Data Onboarding System Overview


Learn from our challenges and triumphs as our talented engineering team offers insights for discussion and sharing.

Data Onboarding System Overview


LiveRamp brings offline data online. Our customers send us large “offline” datasets of user records for us to deliver anonymized versions of these records to an “online” destination, such as an ad network or data management platform. By “online”, we mean that the data record is anonymized and associated with a browser or device, enabling the customer to run ad campaigns that retarget their audience, or to measure offline conversions in response to an online campaign.

While an impressive amount of sophisticated technology has been developed to enable this service, the overall system can be understood in terms of three core functional components that mirror the basic workflow of data through the system.


A customer sends us a file of user records which we need to turn into segments in our system. By “segmentation”, I refer to the entire process of reading the file, importing the data, constructing segments based on the values in the file, and enabling the customer to define dynamic segments derived from the base data.


Customer records are keyed by some sort of identifier, such as an email address, postal address, or geographical code. Matching is the process by which we associate a customer record with an appropriate set of keys that could be used to match that record into the online ecosystem. For example, we may match a customer record to an entity in our system that corresponds to a handful of email and postal addresses; those in turn will be matched to online identifiers. We offer our customers the flexibility to balance precision and reach; for a customer who can tolerate lower precision in order to achieve greater reach, we may match a record based either on an individual match, and household-level match, or even a geographical area match.


Distribution refers to the transferral of customer segments to online destinations like ad networks and data management platforms (DMPs).
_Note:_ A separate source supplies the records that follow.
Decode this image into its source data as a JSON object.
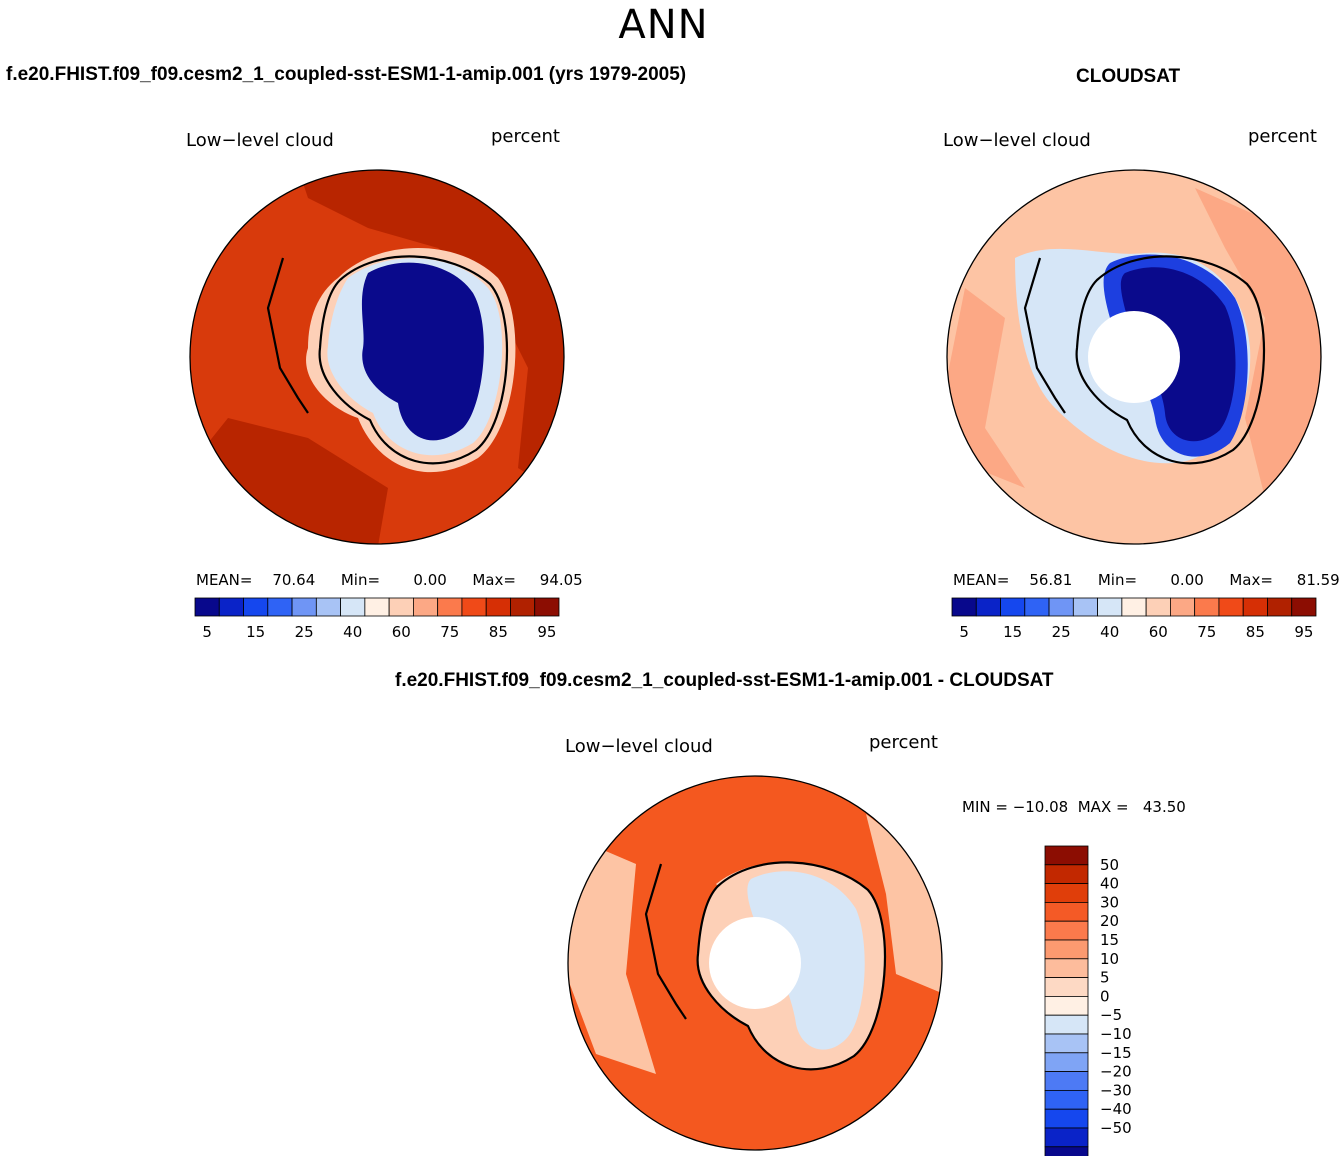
{
  "season": "ANN",
  "colorbar_colors": [
    "#08088c",
    "#0a23c8",
    "#1547ee",
    "#2f63f5",
    "#6f95f5",
    "#a8c3f5",
    "#d6e6f7",
    "#fff0e4",
    "#fdd0b7",
    "#fca885",
    "#fb7a4c",
    "#f04a18",
    "#d62f05",
    "#b02100",
    "#8c0d02"
  ],
  "diff_colors": [
    "#08088c",
    "#0a23c8",
    "#1547ee",
    "#2f63f5",
    "#4d7af5",
    "#7fa4f5",
    "#a8c3f5",
    "#d6e6f7",
    "#fff0e4",
    "#fdd9c4",
    "#fdbc9c",
    "#fc9a70",
    "#fb7a4c",
    "#f45a26",
    "#e03e0a",
    "#c22800",
    "#8c0d02"
  ],
  "contour_shades": {
    "ocean_model": "#d83a0c",
    "ocean_model_dark": "#b82500",
    "ocean_obs": "#fdc4a4",
    "ocean_obs_mid": "#fca885",
    "ocean_diff": "#f4581f",
    "ice_low": "#0a0a8c",
    "ice_lowmid": "#1d3fe0",
    "ice_edge": "#d6e6f7",
    "coast_glow": "#fdd0b7"
  },
  "chart_data": [
    {
      "type": "heatmap",
      "panel": "model",
      "title": "f.e20.FHIST.f09_f09.cesm2_1_coupled-sst-ESM1-1-amip.001 (yrs 1979-2005)",
      "left_label": "Low−level cloud",
      "right_label": "percent",
      "stats": {
        "mean_label": "MEAN=",
        "mean": "70.64",
        "min_label": "Min=",
        "min": "0.00",
        "max_label": "Max=",
        "max": "94.05"
      },
      "colorbar_ticks": [
        "5",
        "15",
        "25",
        "40",
        "60",
        "75",
        "85",
        "95"
      ]
    },
    {
      "type": "heatmap",
      "panel": "obs",
      "title": "CLOUDSAT",
      "left_label": "Low−level cloud",
      "right_label": "percent",
      "stats": {
        "mean_label": "MEAN=",
        "mean": "56.81",
        "min_label": "Min=",
        "min": "0.00",
        "max_label": "Max=",
        "max": "81.59"
      },
      "colorbar_ticks": [
        "5",
        "15",
        "25",
        "40",
        "60",
        "75",
        "85",
        "95"
      ]
    },
    {
      "type": "heatmap",
      "panel": "difference",
      "title": "f.e20.FHIST.f09_f09.cesm2_1_coupled-sst-ESM1-1-amip.001 - CLOUDSAT",
      "left_label": "Low−level cloud",
      "right_label": "percent",
      "stats_text": "MIN = −10.08  MAX =   43.50",
      "colorbar_ticks": [
        "50",
        "40",
        "30",
        "20",
        "15",
        "10",
        "5",
        "0",
        "−5",
        "−10",
        "−15",
        "−20",
        "−30",
        "−40",
        "−50"
      ]
    }
  ]
}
There are two primary mechanisms for data distribution: client-side and server-side. Client-side transferral means that segment data is communicated via the browser or device, and requires a pixel fire on the given device. Because pixel fires are a limited resource, prioritization of distribution requests must be done intelligently. Server-side transferral allows for segment data to be communicated directly from our servers to the servers of the destination service. Server-side transferral does not completely eliminate the need for a client pixel fire, so optimized prioritization is still necessary.

Reporting, Security, Privacy, and More

While segmentation, matching, and distribution represent the core functional areas of the onboarding infrastructure, many additional pieces are necessary for the complete service. Log processing, data summarization, and clean user interfaces are all required for providing intuitive reporting to our customers and partners. Ensuring a secure environment for our customers’ and partners’ data, and managing a clean privacy-centric architecture are fundamental to our operations. And, of course, operating at “internet scale”, handling billions of daily requests and minimizing latencies over large geographies requires sophisticated and well-managed infrastructure.